In the case at bar the bankrupt, in his schedule, claimed the $1,600 exemption, without specifying the property selected. A few days later he was permitted to amend his schedule by specifying it. About 10 days afterwards, and before the trustee set the exemption aside, he sought by other amendments to change his specification, so as to include an equity of redemption in certain realty, apparently incumbered for its full value, and to eliminate certain personal property. An affidavit to the amendment stated in substance that the error sought to be corrected was caused by inadvertence, oversight, and mistake on his and his counsel’s part, and that no creditor or the trustee had been prejudiced thereby. Creditors objecting, a hearing was held, in which the bankrupt testified in substance that he had changed his mind as to what property it would be to his interest to claim. The referee refused to permit the amendment, and the trustee set apart the allowed value out of the property first selected.
Undér the Georgia law imperfections in the claim to exemption may be remedied by amendment, and additional property may be claimed; but property once included in the claim can be dropped only by abandoning the proceeding and starting over. McWilliams v. Bones, Trustee, 84 Ga. 199, 10 S. E. 723. The reason for this ruling is not clear, but it is unimportant here, for the procedure to be followed is that of the Bankruptcy Act. A new proceeding cannot here be resorted to, and what is done must be by amendment, under General Order 11. The original selection of the exempted property is held to be of right, but a shift of it to other property by amendment is a matter of discretion. Where no claim at all is made for exemption in the schedules, one may be made or enlarged by amendment, when seasonably offered; that is, before the rights of others have intervened by administration. Collier on Bankruptcy (13th Ed.) p. 329, and cases cited. It is going no further to permit a change in the property selected, if made before the exemption is set apart, or the property sought to be substituted has been administered.

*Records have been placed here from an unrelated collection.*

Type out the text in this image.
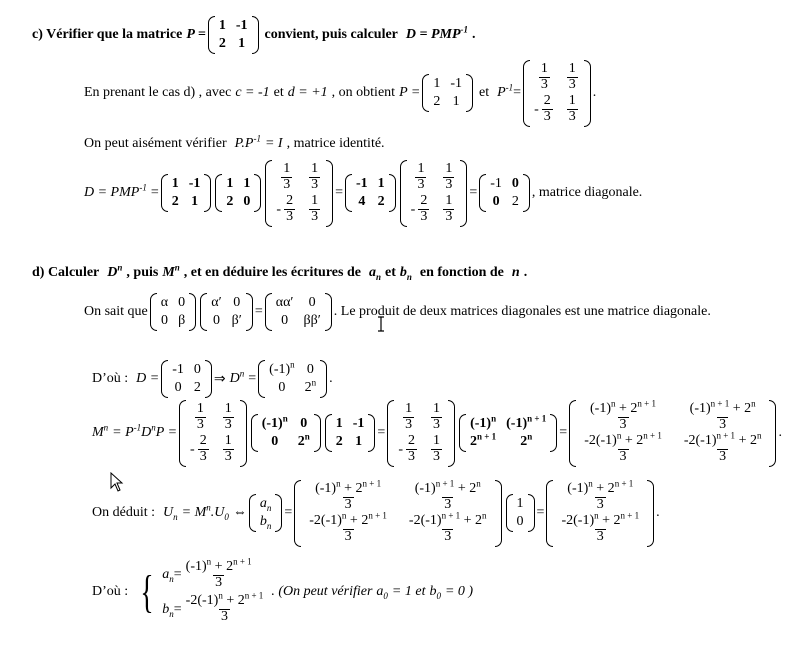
c) Vérifier que la matrice P =
1 -1
2 1
convient, puis calculer $D = PMP^{-1}$ .
En prenant le cas d) , avec c = -1 et d = +1 , on obtient P =
1 -1
2 1
et $P^{-1}$ =
$\frac{1}{3} \frac{1}{3}$
- $\frac{2}{3} \frac{1}{3}$
.
On peut aisément vérifier $P.P^{-1} = I$ , matrice identité.
$D = PMP^{-1}$ =
1 -1
2 1
1 1
2 0
$\frac{1}{3} \frac{1}{3}$
- $\frac{2}{3} \frac{1}{3}$
=
-1 1
4 2
$\frac{1}{3} \frac{1}{3}$
- $\frac{2}{3} \frac{1}{3}$
=
-1 0
0 2
, matrice diagonale.
d) Calculer $D^n$ , puis $M^n$ , et en déduire les écritures de $a_n$ et $b_n$ en fonction de n .
On sait que
α 0
0 β
α′ 0
0 β′
=
αα′ 0
0 ββ′
. Le produit de deux matrices diagonales est une matrice diagonale.
D’où : D =
-1 0
0 2
⇒ $D^n$ =
$(-1)^n$ 0
0 2$^n$ .
$M^n = P^{-1}$ $D^n$ P =
$\frac{1}{3} \frac{1}{3}$
- $\frac{2}{3} \frac{1}{3}$
$(-1)^n$ 0
0 2$^n$
1 -1
2 1
=
$\frac{1}{3} \frac{1}{3}$
- $\frac{2}{3} \frac{1}{3}$
$(-1)^n$ $(-1)^{n + 1}$
$2^{n + 1}$ $2^n$ =
$\frac{(-1)^n + 2^{n + 1}}{3} \frac{(-1)^{n + 1} + 2^n}{3}$
$\frac{-2(-1)^n + 2^{n + 1}}{3} \frac{-2(-1)^{n + 1} + 2^n}{3}$
.
On déduit : $U_n = M^n$ $.U_0$ ⇔
$a_n$
$b_n$
=
$\frac{(-1)^n + 2^{n + 1}}{3} \frac{(-1)^{n + 1} + 2^n}{3}$
$\frac{-2(-1)^n + 2^{n + 1}}{3} \frac{-2(-1)^{n + 1} + 2^n}{3}$
1
0
=
$\frac{(-1)^n + 2^{n + 1}}{3}$
$\frac{-2(-1)^n + 2^{n + 1}}{3}$
.
D’où : { $a_n = \frac{(-1)^n + 2^{n + 1}}{3}$
$b_n = \frac{-2(-1)^n + 2^{n + 1}}{3}$
. (On peut vérifier $a_0 = 1$ et $b_0 = 0$ )
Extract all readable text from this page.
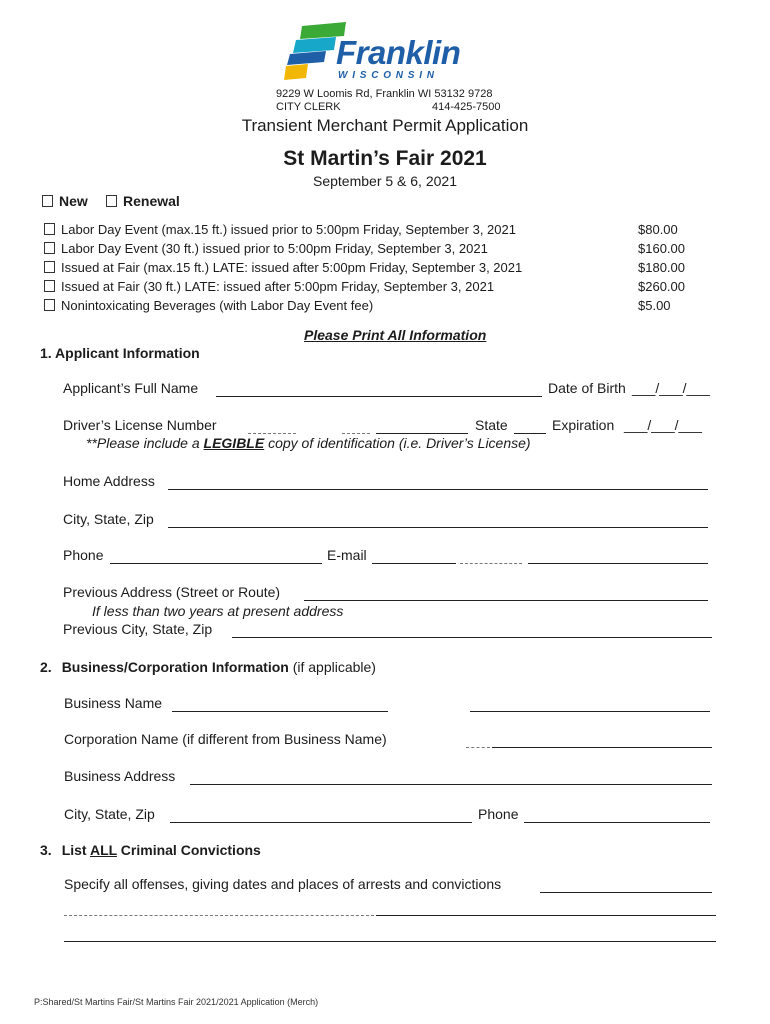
Franklin
W I S C O N S I N
9229 W Loomis Rd, Franklin WI 53132 9728
CITY CLERK	414-425-7500
Transient Merchant Permit Application
St Martin’s Fair 2021
September 5 & 6, 2021
New	Renewal
Labor Day Event (max.15 ft.) issued prior to 5:00pm Friday, September 3, 2021	$80.00
Labor Day Event (30 ft.) issued prior to 5:00pm Friday, September 3, 2021	$160.00
Issued at Fair (max.15 ft.) LATE: issued after 5:00pm Friday, September 3, 2021	$180.00
Issued at Fair (30 ft.) LATE: issued after 5:00pm Friday, September 3, 2021	$260.00
Nonintoxicating Beverages (with Labor Day Event fee)	$5.00
Please Print All Information
1. Applicant Information
Applicant’s Full Name	Date of Birth ___/___/___
Driver’s License Number	State	Expiration ___/___/___
**Please include a LEGIBLE copy of identification (i.e. Driver’s License)
Home Address
City, State, Zip
Phone	E-mail
Previous Address (Street or Route)
If less than two years at present address
Previous City, State, Zip
2. Business/Corporation Information (if applicable)
Business Name
Corporation Name (if different from Business Name)
Business Address
City, State, Zip	Phone
3. List ALL Criminal Convictions
Specify all offenses, giving dates and places of arrests and convictions
P:Shared/St Martins Fair/St Martins Fair 2021/2021 Application (Merch)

The court should exercise discretion looking to the reasons for and benefits expected from the change by the bankrupt, and to the prejudice, if any, to creditors or the administration. The absence of an error or mistake of fact or law in the original selection is not necessarily fatal. If the bankrupt can better be helped to make a new start in life by the change, without unduly complicating the administration of his estate, or affecting the intervening rights of others, it should be permitted. Otherwise, it may be denied.
*608It cannot be told from this record whether the referee was of opinion, as contended by the creditors, that he was without power to permit the change in selection upon a mere change of mind of the bankrupt, or whether he. decided, on weighing all the circumstances in the exercise of his discretion, that he would refuse it. I send the matter back to him, with direction to hear further the benefits expected by the bankrupt from the change, and the detriments, if any, that would have resulted to the estate at the time the amendment was offered, and to exercise his discretion in permitting or refusing it.